Migrant women’s fertility—or more precisely, non-white migrant women’s fertility—has long been the subject of fear, disgust, and anger in the United States. This has been evident in terms such as “anchor baby” and debates over birthright citizenship, exaggerated ideas of migrant women’s ability and desire to reproduce, and caricatured ideas of promiscuity and sexuality of migrant women. This paper employs feminist and queer lenses to examine recent U.S. immigration and border enforcement policies and practices pertaining to migrant fertility, families, and reproduction. I explore seemingly contradictory policies and views regarding migrant parents’ rights and responsibilities, juxtaposing instances in which the migrant family and parenthood is dehumanized and criminalized with instances in which migrants are forced into parenthood.

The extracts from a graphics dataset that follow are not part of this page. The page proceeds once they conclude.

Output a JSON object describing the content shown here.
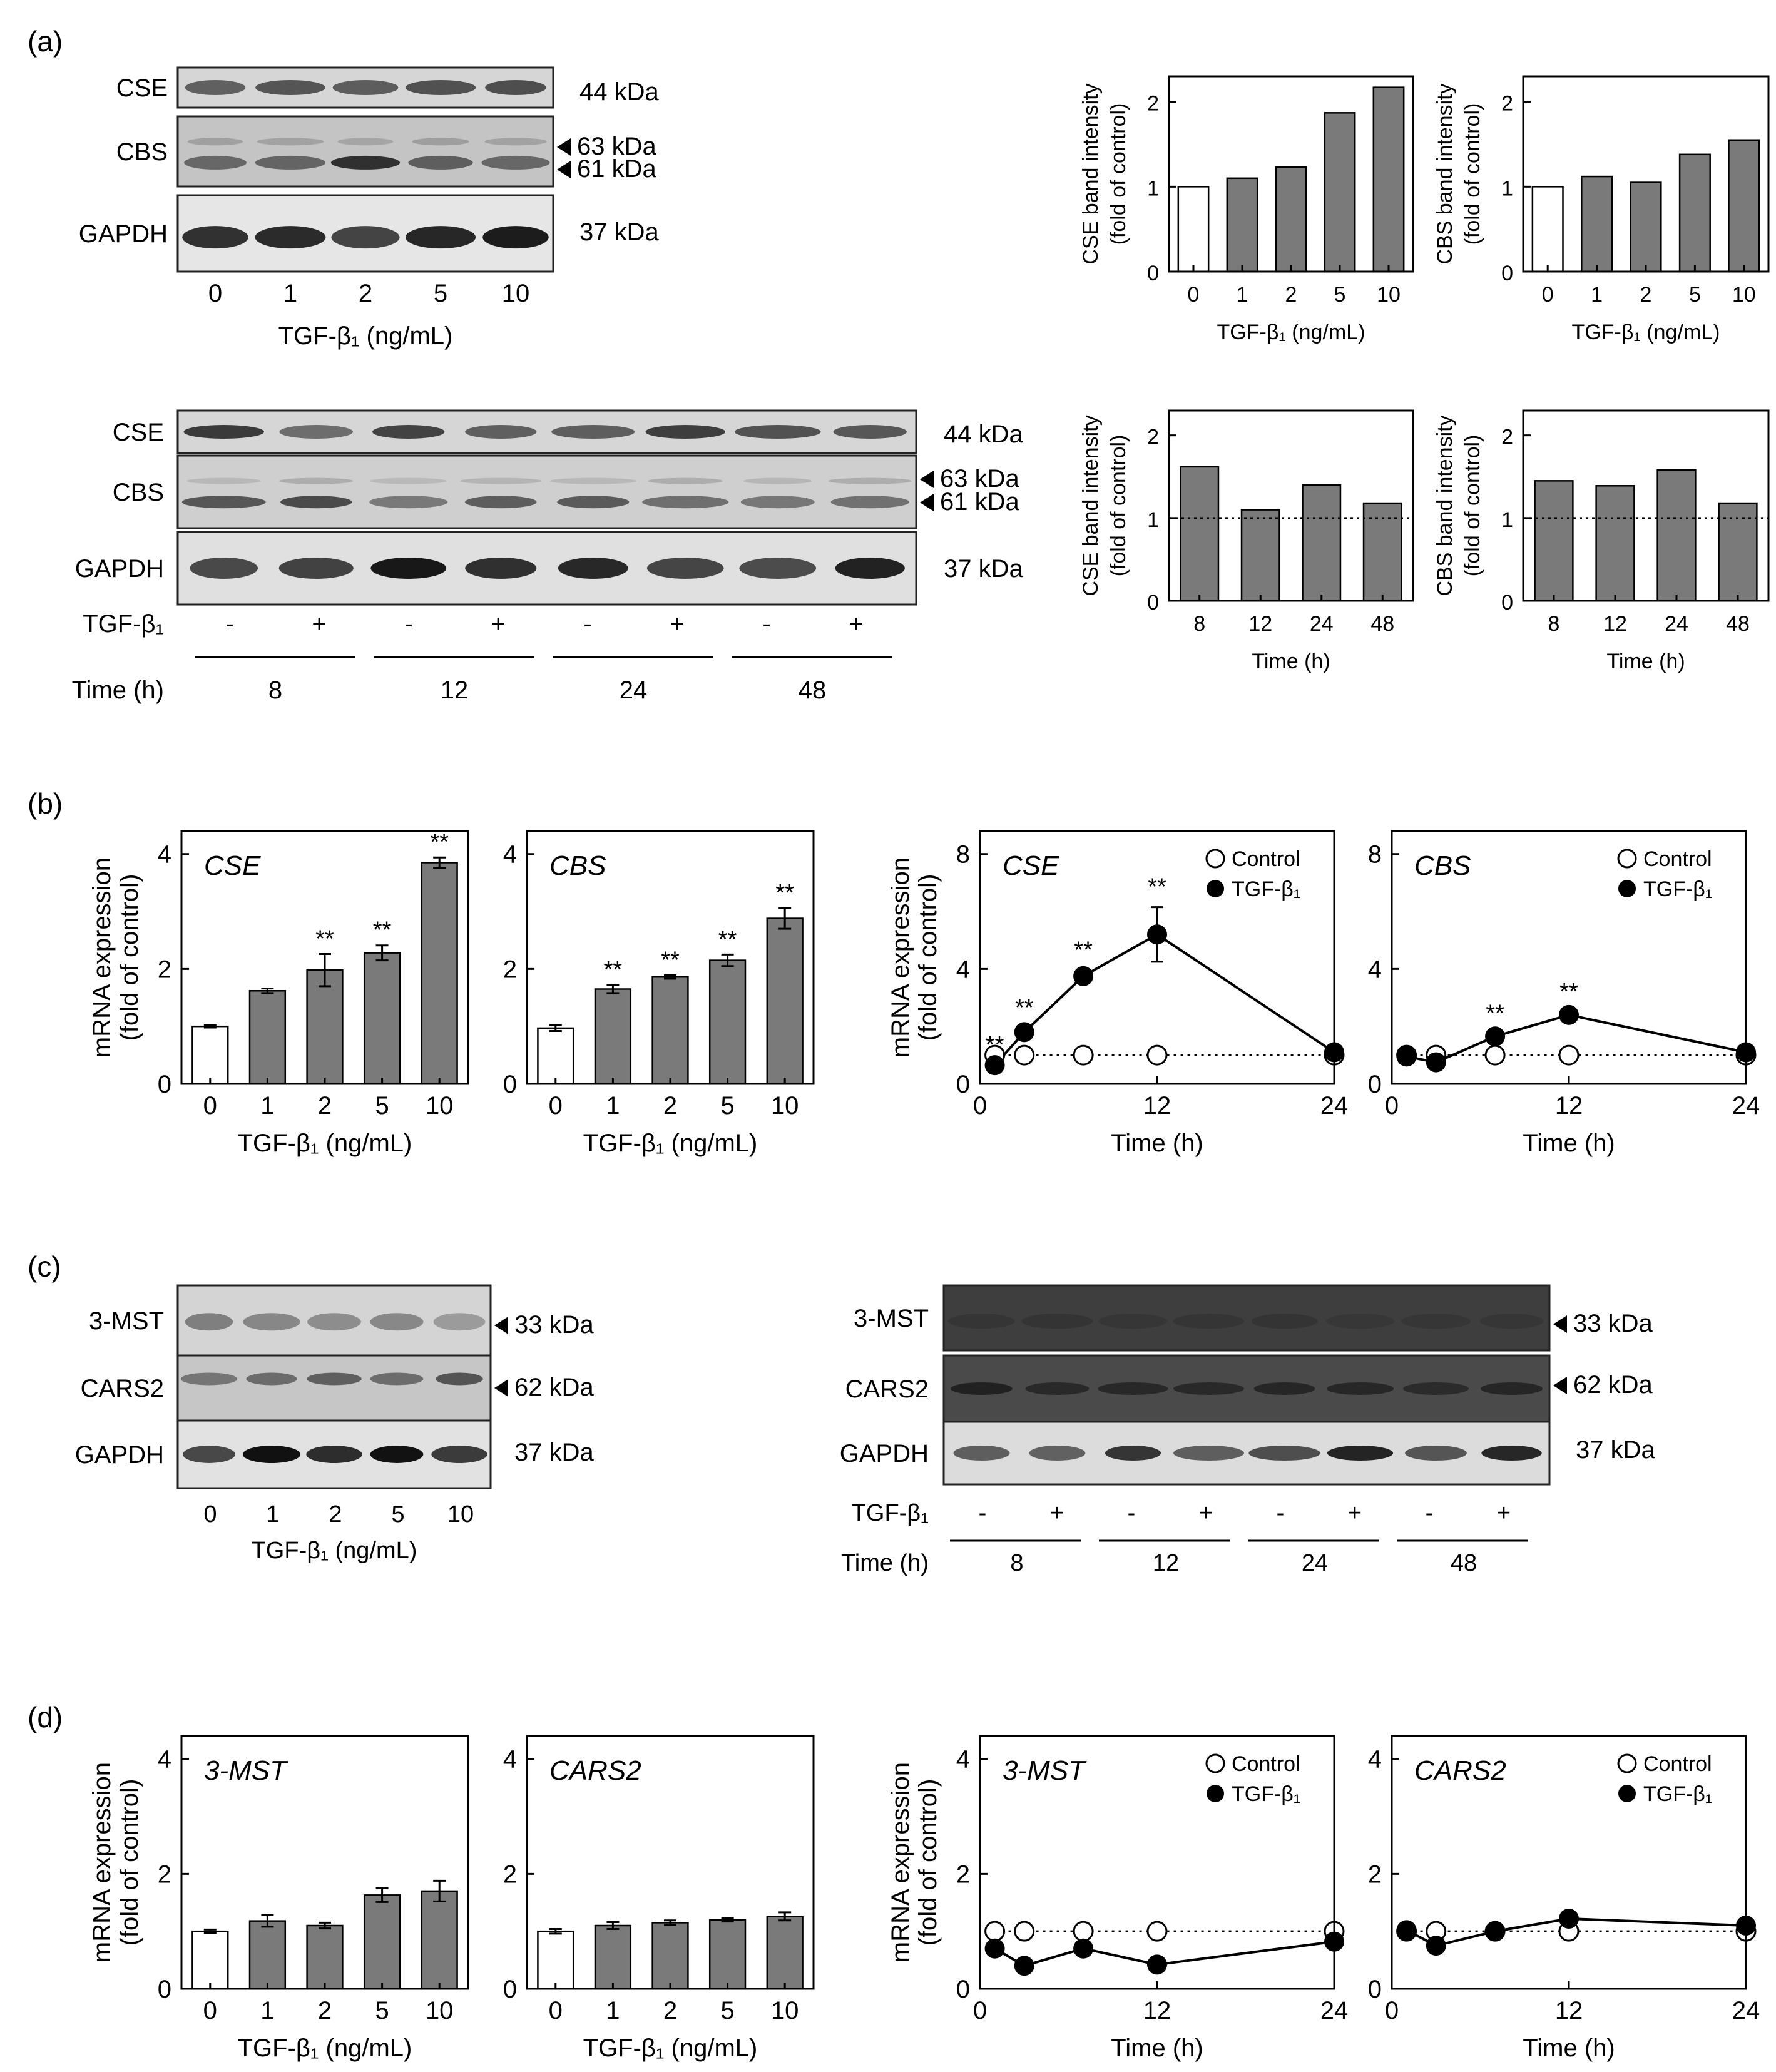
{
  "panel_labels": {
    "a": "(a)",
    "b": "(b)",
    "c": "(c)",
    "d": "(d)"
  },
  "common": {
    "tgf_dose_label": "TGF-β₁ (ng/mL)",
    "tgf_dose_label_spaced": "TGF-β₁  (ng/mL)",
    "tgf_label": "TGF-β₁",
    "time_label": "Time (h)",
    "time_label_spaced": "Time  (h)",
    "doses": [
      "0",
      "1",
      "2",
      "5",
      "10"
    ],
    "times": [
      "8",
      "12",
      "24",
      "48"
    ],
    "signs": [
      "-",
      "+",
      "-",
      "+",
      "-",
      "+",
      "-",
      "+"
    ],
    "sig_mark": "**",
    "legend": {
      "control": "Control",
      "tgf": "TGF-β₁"
    },
    "mrna_ylabel": [
      "mRNA expression",
      "(fold of control)"
    ]
  },
  "blots": {
    "a_dose": {
      "rows": [
        "CSE",
        "CBS",
        "GAPDH"
      ],
      "sizes": [
        "44 kDa",
        "63 kDa",
        "61 kDa",
        "37 kDa"
      ]
    },
    "a_time": {
      "rows": [
        "CSE",
        "CBS",
        "GAPDH"
      ],
      "sizes": [
        "44 kDa",
        "63 kDa",
        "61 kDa",
        "37 kDa"
      ]
    },
    "c_dose": {
      "rows": [
        "3-MST",
        "CARS2",
        "GAPDH"
      ],
      "sizes": [
        "33 kDa",
        "62 kDa",
        "37 kDa"
      ]
    },
    "c_time": {
      "rows": [
        "3-MST",
        "CARS2",
        "GAPDH"
      ],
      "sizes": [
        "33 kDa",
        "62 kDa",
        "37 kDa"
      ]
    }
  },
  "chart_data": [
    {
      "id": "a-cse-dose",
      "type": "bar",
      "categories": [
        "0",
        "1",
        "2",
        "5",
        "10"
      ],
      "values": [
        1.0,
        1.1,
        1.23,
        1.87,
        2.17
      ],
      "ylabel": [
        "CSE band intensity",
        "(fold of control)"
      ],
      "xlabel": "TGF-β₁ (ng/mL)",
      "ylim": [
        0,
        2.3
      ],
      "yticks": [
        0,
        1,
        2
      ]
    },
    {
      "id": "a-cbs-dose",
      "type": "bar",
      "categories": [
        "0",
        "1",
        "2",
        "5",
        "10"
      ],
      "values": [
        1.0,
        1.12,
        1.05,
        1.38,
        1.55
      ],
      "ylabel": [
        "CBS band intensity",
        "(fold of control)"
      ],
      "xlabel": "TGF-β₁ (ng/mL)",
      "ylim": [
        0,
        2.3
      ],
      "yticks": [
        0,
        1,
        2
      ]
    },
    {
      "id": "a-cse-time",
      "type": "bar",
      "categories": [
        "8",
        "12",
        "24",
        "48"
      ],
      "values": [
        1.62,
        1.1,
        1.4,
        1.18
      ],
      "ylabel": [
        "CSE band intensity",
        "(fold of control)"
      ],
      "xlabel": "Time (h)",
      "ylim": [
        0,
        2.3
      ],
      "yticks": [
        0,
        1,
        2
      ],
      "reference_line": 1
    },
    {
      "id": "a-cbs-time",
      "type": "bar",
      "categories": [
        "8",
        "12",
        "24",
        "48"
      ],
      "values": [
        1.45,
        1.39,
        1.58,
        1.18
      ],
      "ylabel": [
        "CBS band intensity",
        "(fold of control)"
      ],
      "xlabel": "Time (h)",
      "ylim": [
        0,
        2.3
      ],
      "yticks": [
        0,
        1,
        2
      ],
      "reference_line": 1
    },
    {
      "id": "b-cse-dose",
      "type": "bar",
      "title": "CSE",
      "categories": [
        "0",
        "1",
        "2",
        "5",
        "10"
      ],
      "values": [
        1.0,
        1.62,
        1.98,
        2.28,
        3.85
      ],
      "errors": [
        0.02,
        0.04,
        0.28,
        0.13,
        0.09
      ],
      "significance": [
        "",
        "",
        "**",
        "**",
        "**"
      ],
      "ylabel": [
        "mRNA expression",
        "(fold of control)"
      ],
      "xlabel": "TGF-β₁  (ng/mL)",
      "ylim": [
        0,
        4.4
      ],
      "yticks": [
        0,
        2,
        4
      ]
    },
    {
      "id": "b-cbs-dose",
      "type": "bar",
      "title": "CBS",
      "categories": [
        "0",
        "1",
        "2",
        "5",
        "10"
      ],
      "values": [
        0.97,
        1.65,
        1.86,
        2.15,
        2.88
      ],
      "errors": [
        0.05,
        0.07,
        0.03,
        0.1,
        0.18
      ],
      "significance": [
        "",
        "**",
        "**",
        "**",
        "**"
      ],
      "xlabel": "TGF-β₁  (ng/mL)",
      "ylim": [
        0,
        4.4
      ],
      "yticks": [
        0,
        2,
        4
      ]
    },
    {
      "id": "b-cse-time",
      "type": "line",
      "title": "CSE",
      "x": [
        1,
        3,
        7,
        12,
        24
      ],
      "series": [
        {
          "name": "Control",
          "values": [
            1,
            1,
            1,
            1,
            1
          ]
        },
        {
          "name": "TGF-β₁",
          "values": [
            0.65,
            1.8,
            3.75,
            5.2,
            1.1
          ],
          "errors": [
            0,
            0.15,
            0.2,
            0.95,
            0.1
          ]
        }
      ],
      "significance": [
        "**",
        "**",
        "**",
        "**",
        ""
      ],
      "ylabel": [
        "mRNA expression",
        "(fold of control)"
      ],
      "xlabel": "Time  (h)",
      "xlim": [
        0,
        24
      ],
      "xticks": [
        0,
        12,
        24
      ],
      "ylim": [
        0,
        8.8
      ],
      "yticks": [
        0,
        4,
        8
      ]
    },
    {
      "id": "b-cbs-time",
      "type": "line",
      "title": "CBS",
      "x": [
        1,
        3,
        7,
        12,
        24
      ],
      "series": [
        {
          "name": "Control",
          "values": [
            1,
            1,
            1,
            1,
            1
          ]
        },
        {
          "name": "TGF-β₁",
          "values": [
            0.95,
            0.75,
            1.65,
            2.4,
            1.1
          ],
          "errors": [
            0,
            0,
            0.1,
            0.1,
            0
          ]
        }
      ],
      "significance": [
        "",
        "",
        "**",
        "**",
        ""
      ],
      "xlabel": "Time  (h)",
      "xlim": [
        0,
        24
      ],
      "xticks": [
        0,
        12,
        24
      ],
      "ylim": [
        0,
        8.8
      ],
      "yticks": [
        0,
        4,
        8
      ]
    },
    {
      "id": "d-3mst-dose",
      "type": "bar",
      "title": "3-MST",
      "categories": [
        "0",
        "1",
        "2",
        "5",
        "10"
      ],
      "values": [
        1.0,
        1.18,
        1.1,
        1.63,
        1.7
      ],
      "errors": [
        0.03,
        0.1,
        0.05,
        0.12,
        0.18
      ],
      "significance": [
        "",
        "",
        "",
        "",
        ""
      ],
      "ylabel": [
        "mRNA expression",
        "(fold of control)"
      ],
      "xlabel": "TGF-β₁  (ng/mL)",
      "ylim": [
        0,
        4.4
      ],
      "yticks": [
        0,
        2,
        4
      ]
    },
    {
      "id": "d-cars2-dose",
      "type": "bar",
      "title": "CARS2",
      "categories": [
        "0",
        "1",
        "2",
        "5",
        "10"
      ],
      "values": [
        1.0,
        1.1,
        1.15,
        1.2,
        1.26
      ],
      "errors": [
        0.04,
        0.06,
        0.04,
        0.03,
        0.07
      ],
      "significance": [
        "",
        "",
        "",
        "",
        ""
      ],
      "xlabel": "TGF-β₁  (ng/mL)",
      "ylim": [
        0,
        4.4
      ],
      "yticks": [
        0,
        2,
        4
      ]
    },
    {
      "id": "d-3mst-time",
      "type": "line",
      "title": "3-MST",
      "x": [
        1,
        3,
        7,
        12,
        24
      ],
      "series": [
        {
          "name": "Control",
          "values": [
            1,
            1,
            1,
            1,
            1
          ]
        },
        {
          "name": "TGF-β₁",
          "values": [
            0.7,
            0.4,
            0.7,
            0.42,
            0.82
          ]
        }
      ],
      "ylabel": [
        "mRNA expression",
        "(fold of control)"
      ],
      "xlabel": "Time  (h)",
      "xlim": [
        0,
        24
      ],
      "xticks": [
        0,
        12,
        24
      ],
      "ylim": [
        0,
        4.4
      ],
      "yticks": [
        0,
        2,
        4
      ]
    },
    {
      "id": "d-cars2-time",
      "type": "line",
      "title": "CARS2",
      "x": [
        1,
        3,
        7,
        12,
        24
      ],
      "series": [
        {
          "name": "Control",
          "values": [
            1,
            1,
            1,
            1,
            1
          ]
        },
        {
          "name": "TGF-β₁",
          "values": [
            1.02,
            0.75,
            1.0,
            1.22,
            1.1
          ]
        }
      ],
      "xlabel": "Time  (h)",
      "xlim": [
        0,
        24
      ],
      "xticks": [
        0,
        12,
        24
      ],
      "ylim": [
        0,
        4.4
      ],
      "yticks": [
        0,
        2,
        4
      ]
    }
  ]
}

In particular, drawing on popular news accounts, officials’ statements, policy documents, and other publicly available documents, I scrutinize the logics and discourse around the Trump administration’s policy of family separation, the stripping of parental rights from migrants consequent to their detention, and the denial of the right to an abortion to detained pregnant teen migrants. I argue that fertility—understood as mechanism and rationale for the policing of both physical and conceptual borders—provides a useful window into the white patriarchal heteronormative nationalism particularly visible at this point in U.S. history.